Successive massacres of Hindus, adroitly exploited by Hindutva forces, have helped harden the divide. More disturbingly, there are signs that communal fractures are deepening in the Rajouri-Poonch belt, as terrorists expand their operations in that region. In August 1997, Manzoor Hussain, a Gujjar Muslim schoolteacher posted at Sewari Buddal village, married a Hindu girl, Rita Kumari. The girl came from an impoverished home, and the two evidently married with the blessings of her mother. Hindu communal reaction was prompt. Tension built up and the couple were arrested at Reasi on the charge that the girl had been abducted. Released, they married again at a civil court in Jammu and returned home. This time, the authorities refused to intervene. Three dominant feudal Rajput Hindu families in the village stepped in to enforce tradition and punish the couple's rebellion. Rita Kumari was abducted and taken to a women's home in New Delhi. Both Hussain and his mother-in-law were severely beaten.
What happened next laid the foundation for resentments that continue to simmer. Hussain, according to police investigators, subsequently approached the Farid Khan group of the Hizbul Mujahideen for help. Vengeance was, indeed, prompt. Eight members of the three families who had organised Rita Kumari's abduction were killed. This, in turn, was used by local Hindu extremists to provoke a communal riot. "Some people ensured that the bodies were not cremated for 36 hours," says Rajouri Superintendent of Police Hemant Lohia, "and the large crowd that assembled for the cremations could have been easily provoked. We had to come down very hard to ensure that no further killings of innocent people took place."
Manzoor Hussain is now in jail, facing charges of conspiracy to murder. Rita Kumari remains in Delhi, in a home run by a Hindu religious group, unable to return because of the threat to her life.
"All this is happening because of these two-bit thugs for hire from Pakistan," says Rajouri MLA Chowdhury Mohammad Hussain bitterly. That is the truth, but only part of it. Hindu communalism in Doda and Rajouri-Poonch is driven by massacres carried out by Muslim terrorists but given form and shape by the activities of Hindu extremist organisations. The representation of Muslims as collective aggressors is central to the Hindu right's propaganda platform.
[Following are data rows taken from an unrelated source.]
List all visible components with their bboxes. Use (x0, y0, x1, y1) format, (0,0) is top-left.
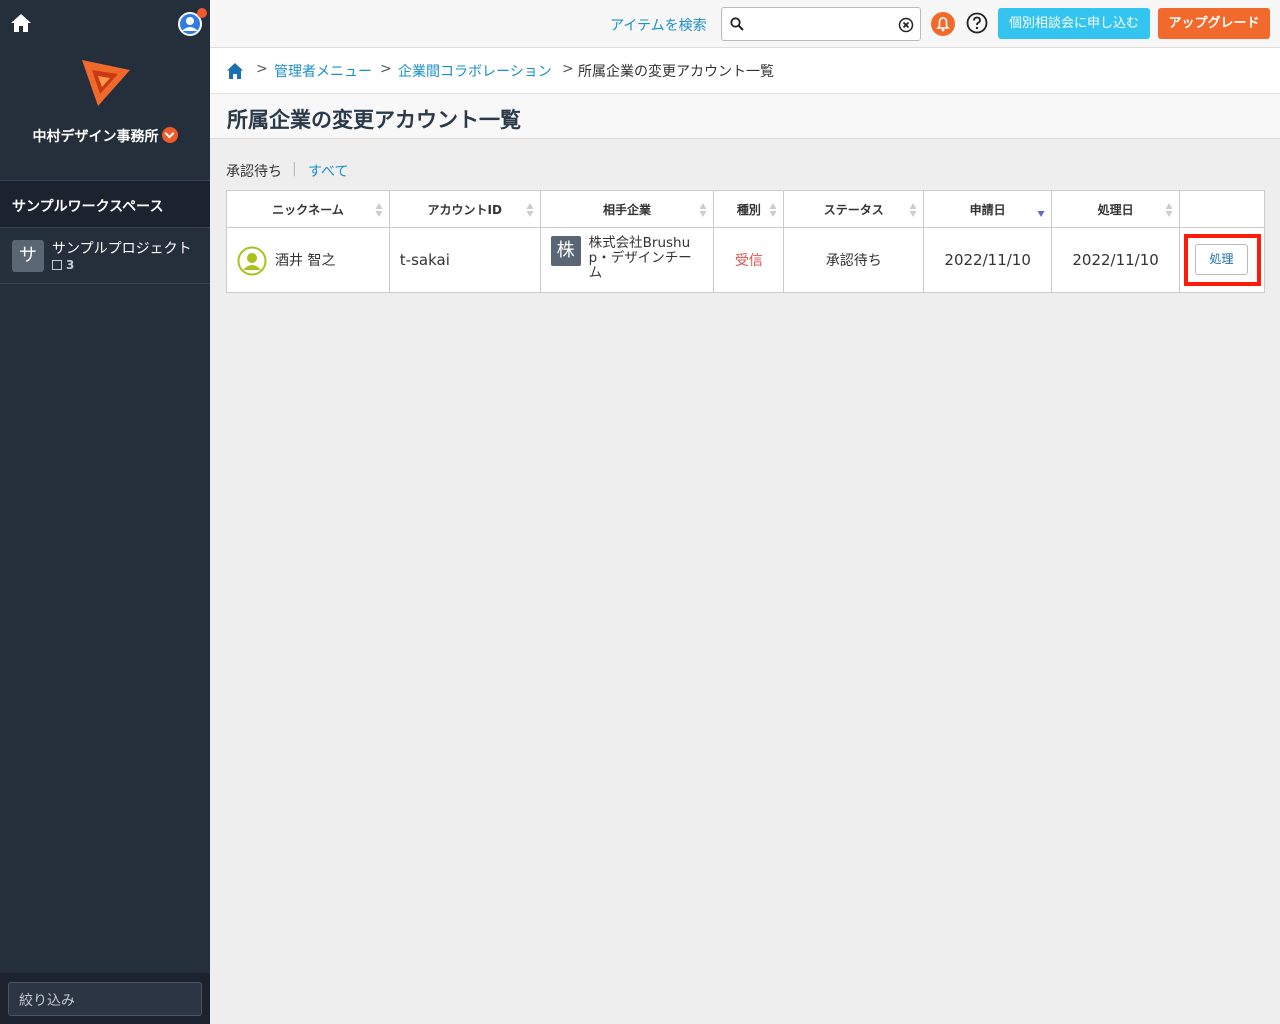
sort-icon (526, 203, 534, 217)
sort-icon (769, 203, 777, 217)
column-header-request-date[interactable]: 申請日 (923, 190, 1053, 228)
clear-icon[interactable] (898, 17, 914, 33)
user-avatar-icon (237, 246, 267, 276)
table-row: 酒井 智之 t-sakai 株 株式会社Brushup・デザインチーム 受信 承… (226, 227, 1265, 293)
tab-all[interactable]: すべて (308, 161, 348, 181)
cell-request-date: 2022/11/10 (923, 227, 1053, 293)
cell-type: 受信 (713, 227, 785, 293)
nickname-text: 酒井 智之 (275, 253, 336, 269)
filter-area: 絞り込み (0, 973, 210, 1024)
sort-icon (1165, 203, 1173, 217)
column-header-action (1179, 190, 1265, 228)
cell-status: 承認待ち (783, 227, 925, 293)
brushup-logo (82, 60, 130, 106)
tab-separator: | (292, 161, 297, 177)
help-icon[interactable] (966, 12, 988, 34)
project-item-count: 3 (52, 258, 74, 272)
page-title: 所属企業の変更アカウント一覧 (227, 108, 521, 132)
top-bar: アイテムを検索 個別相談会に申し込む アップグレード (210, 0, 1280, 48)
search-icon (730, 17, 744, 31)
sort-icon (909, 203, 917, 217)
table-header-row: ニックネーム アカウントID 相手企業 種別 ステータス 申請日 処理日 (226, 190, 1265, 228)
company-name: 株式会社Brushup・デザインチーム (588, 235, 692, 281)
column-header-account-id[interactable]: アカウントID (388, 190, 541, 228)
bell-icon[interactable] (930, 11, 956, 37)
sidebar: 中村デザイン事務所 サンプルワークスペース サ サンプルプロジェクト 3 絞り込… (0, 0, 210, 1024)
breadcrumb-collaboration[interactable]: 企業間コラボレーション (398, 61, 552, 81)
filter-input[interactable]: 絞り込み (8, 982, 202, 1016)
cell-partner-company: 株 株式会社Brushup・デザインチーム (539, 227, 715, 293)
organization-selector[interactable]: 中村デザイン事務所 (0, 126, 210, 146)
sort-icon (375, 203, 383, 217)
breadcrumb-separator: > (380, 61, 392, 77)
accounts-table: ニックネーム アカウントID 相手企業 種別 ステータス 申請日 処理日 酒井 … (226, 190, 1265, 293)
cell-nickname: 酒井 智之 (226, 227, 390, 293)
project-avatar: サ (12, 240, 44, 272)
breadcrumb-current: 所属企業の変更アカウント一覧 (578, 64, 774, 80)
breadcrumb-separator: > (256, 61, 268, 77)
cell-account-id: t-sakai (388, 227, 541, 293)
company-avatar: 株 (550, 236, 581, 266)
project-name: サンプルプロジェクト (52, 241, 192, 257)
column-header-status[interactable]: ステータス (783, 190, 925, 228)
upgrade-button[interactable]: アップグレード (1158, 8, 1270, 39)
notification-dot (197, 8, 207, 18)
sidebar-item-project[interactable]: サ サンプルプロジェクト 3 (0, 228, 210, 284)
column-header-processed-date[interactable]: 処理日 (1051, 190, 1181, 228)
breadcrumb: > 管理者メニュー > 企業間コラボレーション > 所属企業の変更アカウント一覧 (210, 48, 1280, 94)
search-input[interactable] (721, 7, 921, 41)
column-header-nickname[interactable]: ニックネーム (226, 190, 390, 228)
breadcrumb-admin-menu[interactable]: 管理者メニュー (274, 61, 372, 81)
home-icon[interactable] (10, 12, 32, 34)
title-bar: 所属企業の変更アカウント一覧 (210, 94, 1280, 139)
breadcrumb-separator: > (562, 61, 574, 77)
sort-desc-icon (1037, 211, 1045, 217)
consultation-button[interactable]: 個別相談会に申し込む (998, 8, 1150, 39)
search-label[interactable]: アイテムを検索 (610, 15, 707, 35)
workspace-title[interactable]: サンプルワークスペース (0, 180, 210, 228)
column-header-partner-company[interactable]: 相手企業 (539, 190, 715, 228)
cell-processed-date: 2022/11/10 (1051, 227, 1181, 293)
column-header-type[interactable]: 種別 (713, 190, 785, 228)
chevron-down-icon (161, 127, 178, 143)
process-button[interactable]: 処理 (1195, 244, 1249, 275)
checkbox-icon (52, 260, 62, 270)
sidebar-top (0, 0, 210, 48)
sort-icon (699, 203, 707, 217)
breadcrumb-home-icon[interactable] (226, 62, 244, 80)
organization-name: 中村デザイン事務所 (32, 129, 159, 145)
cell-action: 処理 (1179, 227, 1265, 293)
tab-pending[interactable]: 承認待ち (226, 161, 282, 181)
The National Conference has been reluctant to take on Hindu communalism head on. For some Kashmir Valley politicians, the persistence of Hindu commmunalism is convenient; it reinforces their status as spokespersons for Kashmiri Muslims and diverts attention from their developmental and administrative failures. Terrorist groups, the secessionist All-Party Hurriyat Conference and the Indian state too derive their legitimacy from the atrocities of their opponents. Communalism pays: a few dead bodies of unknown villagers in a forgotten region are no price at all for power.